2020 was a tough year, but God was faithful. Being considered as essential workers, our services were needed more than ever. Gratefully, none of my staff contracted the COVID-19 virus and we were able to keep everyone employed during the pandemic. We were able to accomplish more after applying for the PPP loan. I am very thankful for that.
What circumstances or decisions do you owe your success to?
I owe what I am first, to God. Then to my children and family. Growing up in a third world country it was tough; my parents struggled their whole life to feed us and keep a roof over our heads. They worked all the time and were hardly around. I want to give my family what I didn’t have growing up and I don’t want them to ever worry about where their next meal is going to come from or where they are going to live. Sometimes, I tell my story to inspire others.
If you were to advise someone on one wrong business decision, what would it be?
My advice to anyone is always follow the rules, and don’t try to cut corners! Educate yourself on what you are getting into. Study the rules and make it your bible. The last thing you want to do is to start out the wrong way.
Are there any future business plans that you want to let out?
A lot of future business plans… ha-ha! At this time, if I must list future plans, it will be to expand our Home Health Care Agency into other regions of Colorado. With us receiving our federal license the possibilities are endless! We want to add Pediatric Home Health and Hospice. My husband and I own a Medical Non-profit organization called Care Africa Medical Foundation in Liberia. Every quarter, we organize a free health fair that serves the elderly, woman, children, and pregnant women. During the health fair, we contract with doctors and nurses that provides medical examinations, free medications, and refer individuals to local hospitals for medical issues that cannot be resolved during the health fair. Our future goal for our foundation is to build hospitals throughout the rural parts of Liberia.
What worries you about competition in your industry?
I am not worried about my competitors. I strongly believe that what God gives to me, is for me. No one can take such a blessing away from you. We provide quality services, and it speaks for itself.
As a Liberian immigrant, what is your advice to those in the government of your homeland?
I love the country of my birth so much that I travel back to Liberia every year. Two major problems that I see whenever I travel is the lack of quality healthcare and unemployment. My advice to those in government who have travelled or lived in the diaspora is to help empower our people. Liberia needs at least one good hospital that properly treats sick people. It needs private sector enterprises’ participation to build the economy. People fall sick from preventable diseases and die from treatable illnesses daily. For instance, during our health fair we treat individuals that have high blood pressure, high blood sugar readings, STDs, etc, who are not on any form of treatment. These common health problems are easily solved by routine doctor visits and getting treatments. Due to financial hardship, people live with these health problems and sometimes die because they cannot afford the fee for doctor visits or medications. Our country needs help because our health sector is lacking a whole lot of necessities.

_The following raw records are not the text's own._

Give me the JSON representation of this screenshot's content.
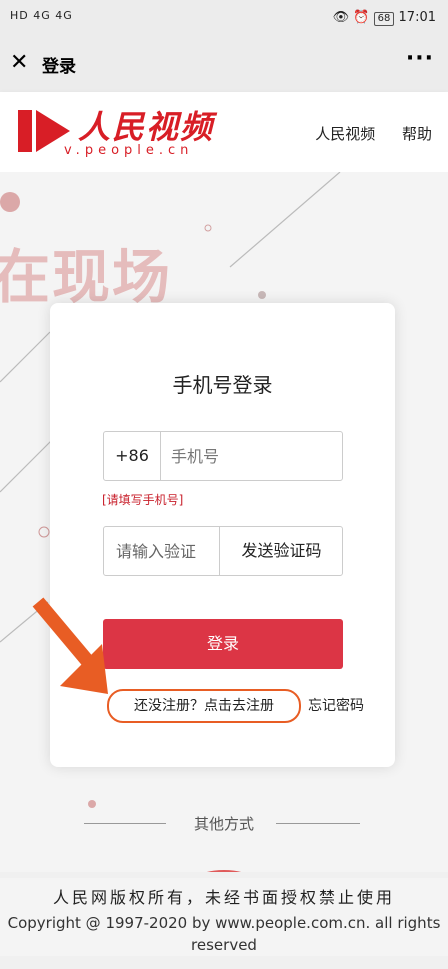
{
  "status_bar": {
    "network": "HD 4G 4G",
    "time": "17:01",
    "battery": "68"
  },
  "title_bar": {
    "title": "登录"
  },
  "site": {
    "logo_text": "人民视频",
    "logo_sub": "v.people.cn",
    "nav": [
      "人民视频",
      "帮助"
    ]
  },
  "background": {
    "text": "在现场"
  },
  "login": {
    "title": "手机号登录",
    "prefix": "+86",
    "phone_placeholder": "手机号",
    "phone_hint": "[请填写手机号]",
    "code_placeholder": "请输入验证",
    "send_code": "发送验证码",
    "login_button": "登录",
    "register_link": "还没注册？点击去注册",
    "forgot_link": "忘记密码"
  },
  "other_methods": "其他方式",
  "footer": {
    "cn": "人民网版权所有，未经书面授权禁止使用",
    "en": "Copyright @ 1997-2020 by www.people.com.cn. all rights reserved"
  }
}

Care Africa Medical Foundation treated over 1, 000 people between 2019 – 2020. The Covid-19 pandemic slowed us down, but we are back on track. If a small foundation can accomplish treating 1,000 people within a year, imagine what we all can do if we work together and put our home country as a priority.
How can new clients reach you?
New clients can contact Amaris Home Health by phone at (720) 502-6355 and Assurance Support Services at (720) 420-9049. They can also walk into our office at 11059 E Bethany Drive Suite 105 Aurora, CO 80014.
Is there anything else you’d like to add?
I would like to take this time to thank Afrik Digest for featuring me in their magazine. I am humbled and grateful for this opportunity. My prayer is that my story will inspire others to do great things. I want us to build our African community in Colorado and continue to support each other.